ERNI Movement emotions are not illnesses

To connect and make the voices of ERNI-minded professionals more audible

To connect and make the voices of ERNI-minded users of services more audible

To make the principles of ERNI more visible

To influence the development of services
The ERNI (Emotions aRe Not Illnesses) declaration is based on the idea that distress does not equate to disease, dysfunction, dysregulation, or chemical imbalance. Signatories believe that there needs to be a shift from illness and diagnosis ideas to personal narratives and understandings.
The ERNI Declaration seeks to collect Human Rights allies who wish to take a position on the way in which distress, including extreme distress, is routinely understood and responded to across the globe.

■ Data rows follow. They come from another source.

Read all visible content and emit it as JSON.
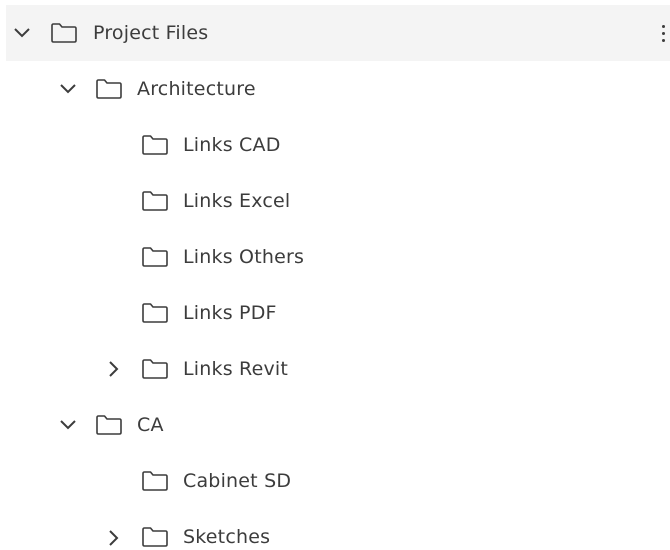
{
  "tree": {
    "root": {
      "label": "Project Files",
      "expanded": true,
      "selected": true,
      "more_icon": "vertical-dots-icon"
    },
    "architecture": {
      "label": "Architecture",
      "expanded": true,
      "children": [
        {
          "label": "Links CAD",
          "has_children": false
        },
        {
          "label": "Links Excel",
          "has_children": false
        },
        {
          "label": "Links Others",
          "has_children": false
        },
        {
          "label": "Links PDF",
          "has_children": false
        },
        {
          "label": "Links Revit",
          "has_children": true,
          "expanded": false
        }
      ]
    },
    "ca": {
      "label": "CA",
      "expanded": true,
      "children": [
        {
          "label": "Cabinet SD",
          "has_children": false
        },
        {
          "label": "Sketches",
          "has_children": true,
          "expanded": false
        }
      ]
    }
  },
  "colors": {
    "text": "#3c3c3c",
    "selected_bg": "#f4f4f4"
  }
}
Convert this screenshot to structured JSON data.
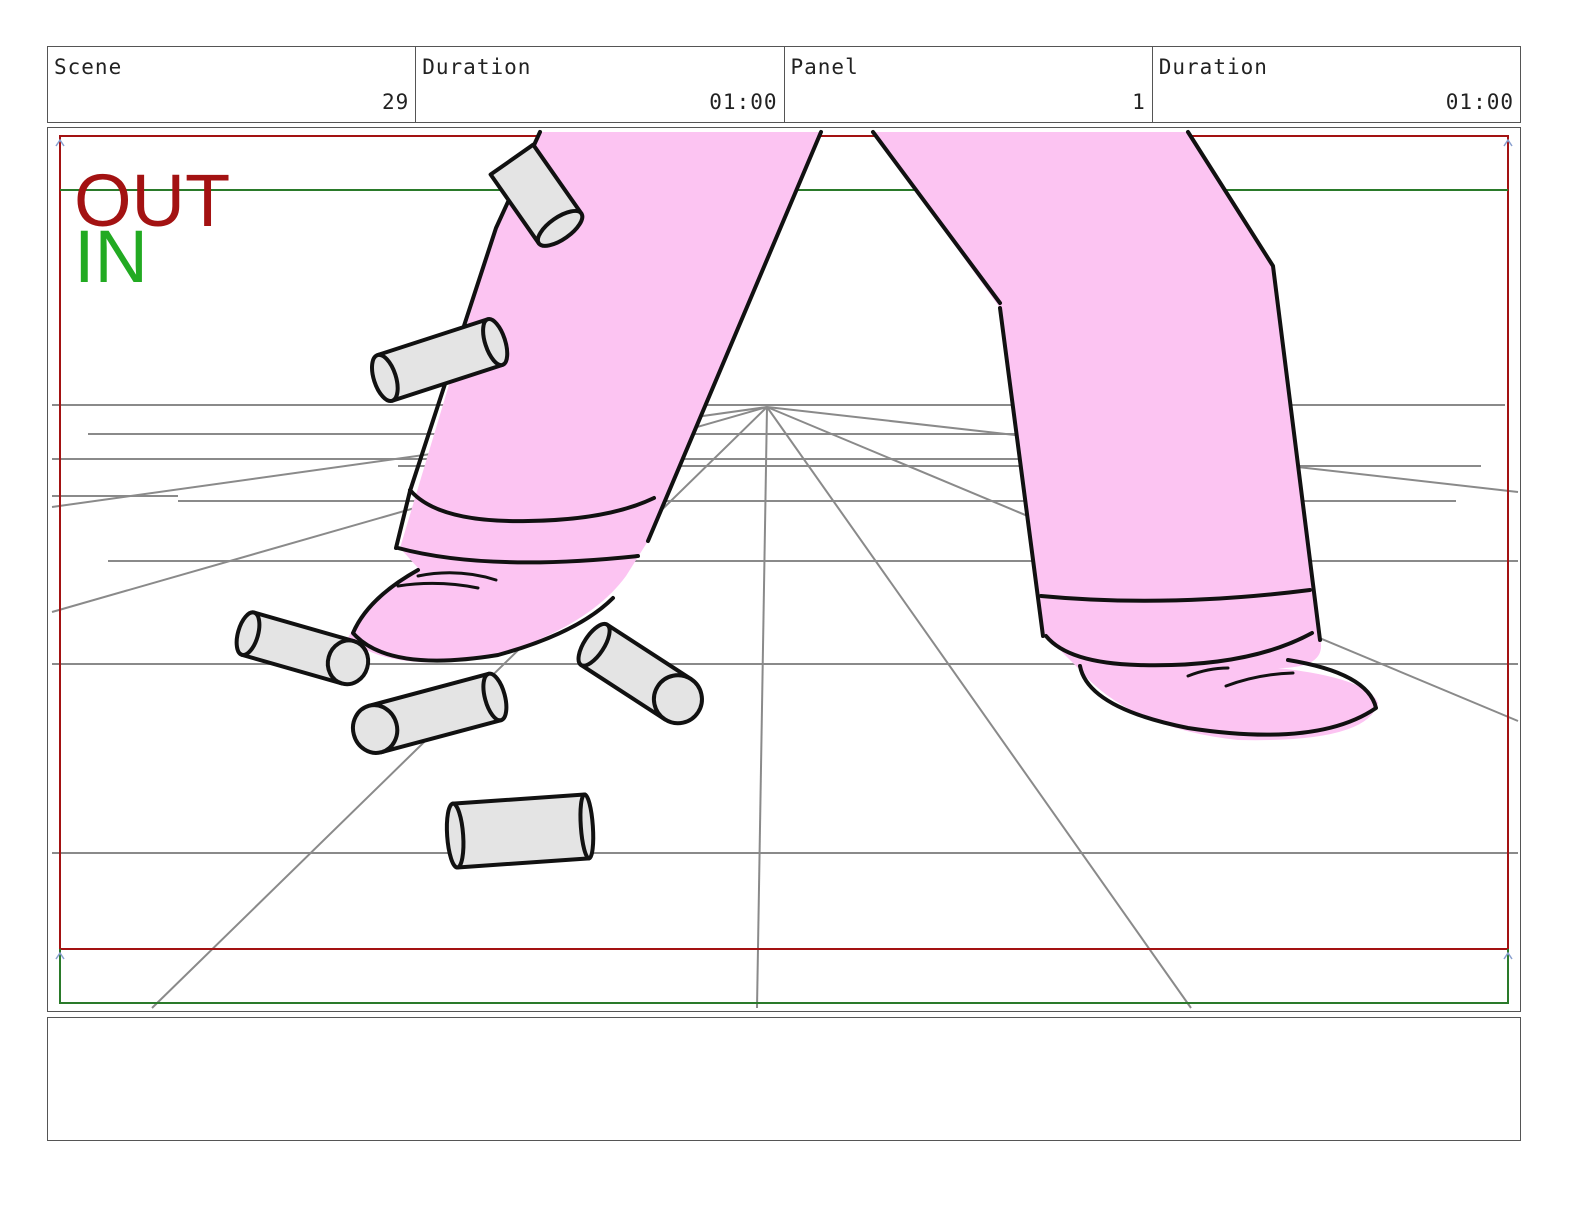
{
  "header": {
    "scene_label": "Scene",
    "scene_value": "29",
    "scene_duration_label": "Duration",
    "scene_duration_value": "01:00",
    "panel_label": "Panel",
    "panel_value": "1",
    "panel_duration_label": "Duration",
    "panel_duration_value": "01:00"
  },
  "frame": {
    "out_label": "OUT",
    "in_label": "IN",
    "out_color": "#a31212",
    "in_color": "#22aa22",
    "pants_color": "#fcc4f2",
    "can_color": "#e4e4e4"
  },
  "notes": {
    "text": ""
  }
}
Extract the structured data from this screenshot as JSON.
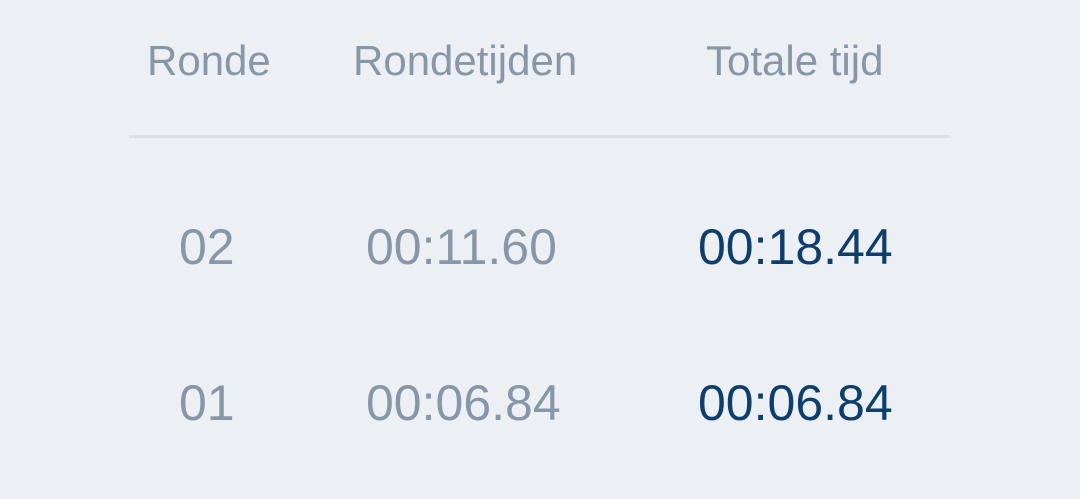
{
  "header": {
    "lap_label": "Ronde",
    "split_label": "Rondetijden",
    "total_label": "Totale tijd"
  },
  "laps": [
    {
      "lap": "02",
      "split": "00:11.60",
      "total": "00:18.44"
    },
    {
      "lap": "01",
      "split": "00:06.84",
      "total": "00:06.84"
    }
  ],
  "colors": {
    "background": "#eceff3",
    "muted_text": "#8797a7",
    "total_text": "#0e3e6b",
    "divider": "#dde1e6"
  }
}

These may be people who have used mental health services or who currently use mental health services along with Teachers, Social Workers, Psychologists, Mental Health Nurses, Community Workers and University Lecturers. The ERNI Declaration is a shared position statement that posits that EMOTIONS ARE NOT ILLNESSES. It states that ‘people experience a range of emotional distress including misery, a sense of failure, despair for the future, self-loathing, worry, loneliness, heart-break (and so on).
These things can and do result in great suffering, but they are not illnesses. This medicalisation of distress is largely responsible for the unacceptably ineffective mental health services we currently have.’ It makes a case ‘for a move away from the concepts of treatment and cure to those involving helping people understand the impact of psychological injury and the role of many different types of adversity.’
Whilst, as ERNI minded users of services and professionals, we do not understand distress as illness, and drugs as ‘treatment’, we recognise that many individuals have been prescribed psychoactive medications that are unsafe to withdraw from without medical support. The declaration does not endorse the withdrawal from prescribed psychoactive drugs without professional guidance and support. We hope that the declaration will encourage robust dialogue across people’s lives and the services they access.
We are aware that people experience emotional distress as a result of what has happened to them in their lives. We also recognise that known and diagnosable physical illness (e.g. infections, thyroid problems, vitamin deficiency) can also result in mind altering and distressing experiences and that treating the causal physical illness medically (e.g. with antibiotics, vitamin supplementation etc) can help to move away from distress. We do not believe that this makes the emotional response to the diagnosable organic illness a ‘mental illness’ but it is recognised, that in such situations, the experience is both emotional and has a measurable organic origin.